Я вдруг сообразил, что в отличие от большинства репрессированных мой отчим так и не был реабилитирован и сошел в могилу, отягощенный своим преступлением. До этого он зарыл в саду мою повесть «Встань и иди», написанную еще в сталинские времена, и, конечно, забыл место захоронения. По счастью, второй экземпляр повести спокойно лежал в среднем ящике моего стола, терпеливо дожидаясь публикации. Мне так хотелось включить порожденные сильным и непосредственным чувством страницы в эту повесть, но не смог обнаружить пропажи.Потом я еще не раз возвращался к переживаниям своей первой любви, но уже не впрямую, а в беллетристической форме, и вот после долгого перерыва решил до конца отговориться, без всяких литературных околичностей, теперь уже навсегда.
Я не знаю, жива ли Дашенька – так называл я ее в юности, – но здесь она будет Дашей, ибо уменьшительное звучит фальшиво для моего сегодняшнего слуха.

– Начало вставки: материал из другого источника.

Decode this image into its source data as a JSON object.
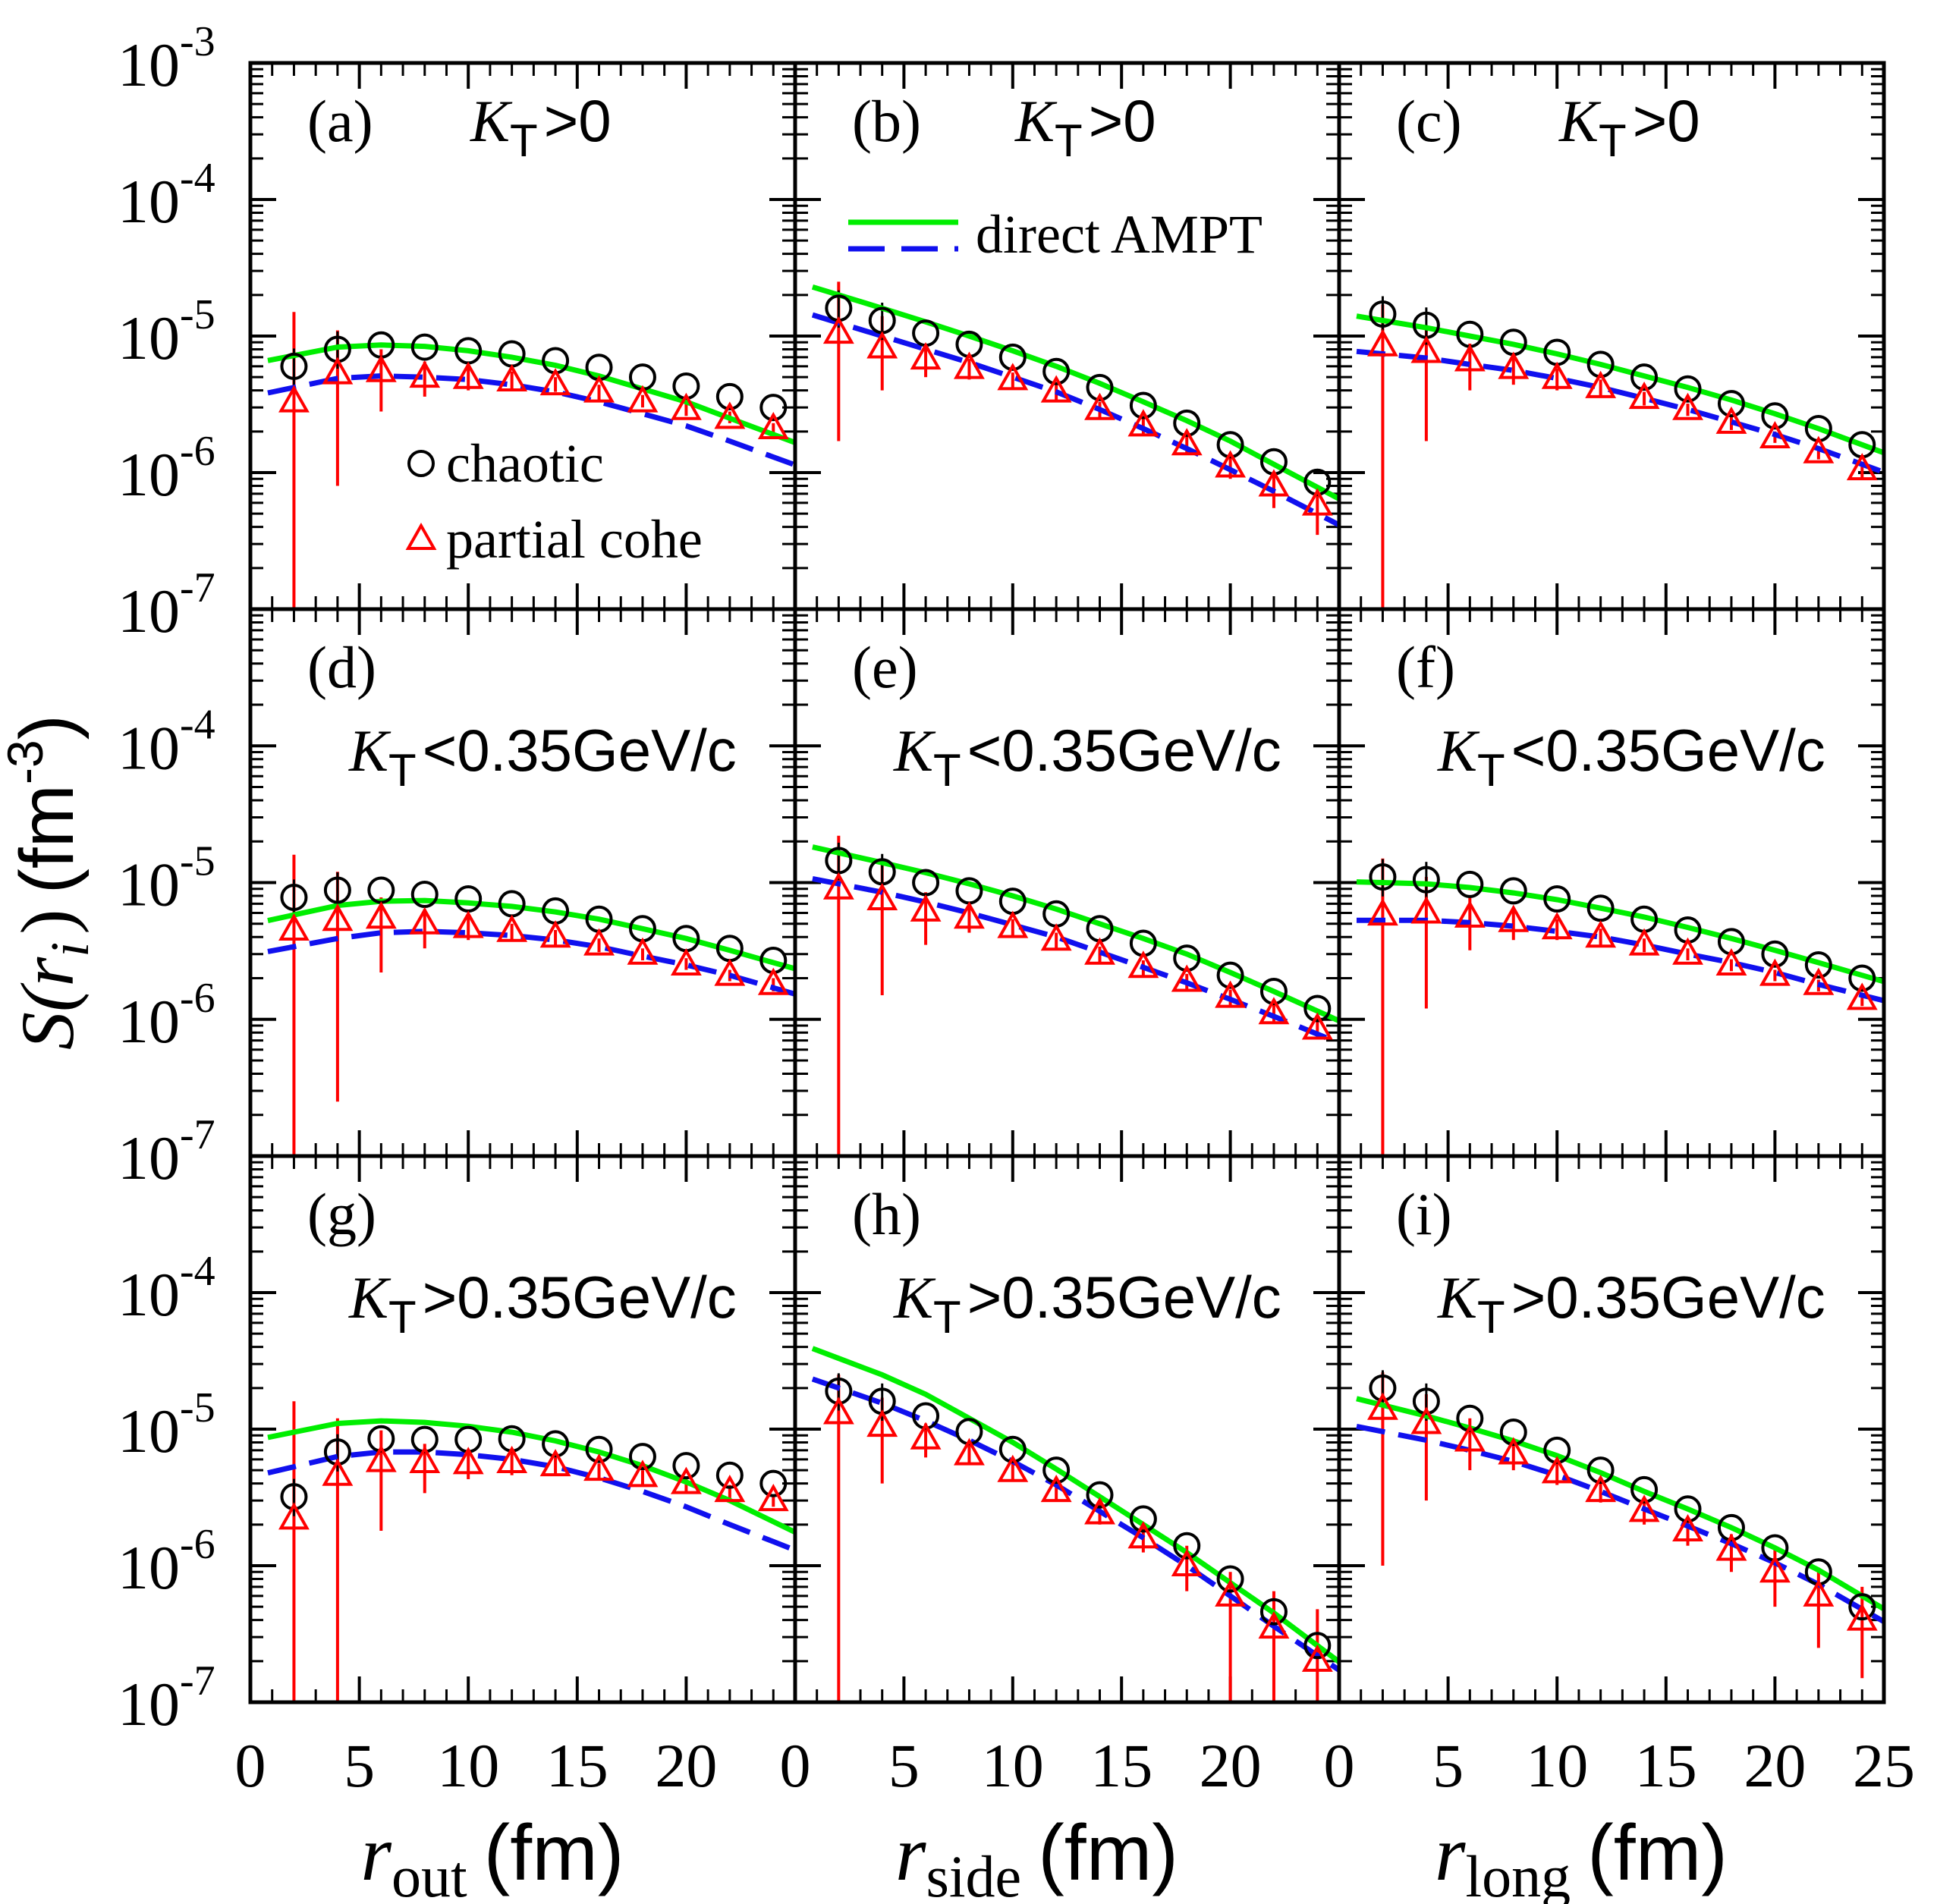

Я не знаю, жива ли она, жив ли я сам, но мой счет с ней закончится, лишь когда я поставлю точку в этой повести. Наверное, лучше было бы оставить в покое некогда близкого человека, но ведь посыл идет не от мстительности, а от неизжитого чувства и мучительного желания понять что-то, вечно ускользавшее в главной сути отношений. Сколько разнообразной и сильной жизни выпало мне на долю, сколько было любовей и есть – я люблю мою нынешнюю жену с душевным пылом, не укрощенным безразлучными двадцатью пятью годами, и вдруг опять засветило довоенным Коктебелем, запахло сушью его тамарисков, зазвучало вечерней джазовой музыкой сквозь мягкий шум бухтового прибоя, – и я забываю о старости, изношенности, хворях и хоть не томлюсь тютчевской «тоской желаний», но перестаю ощущать душу как непосильную ношу.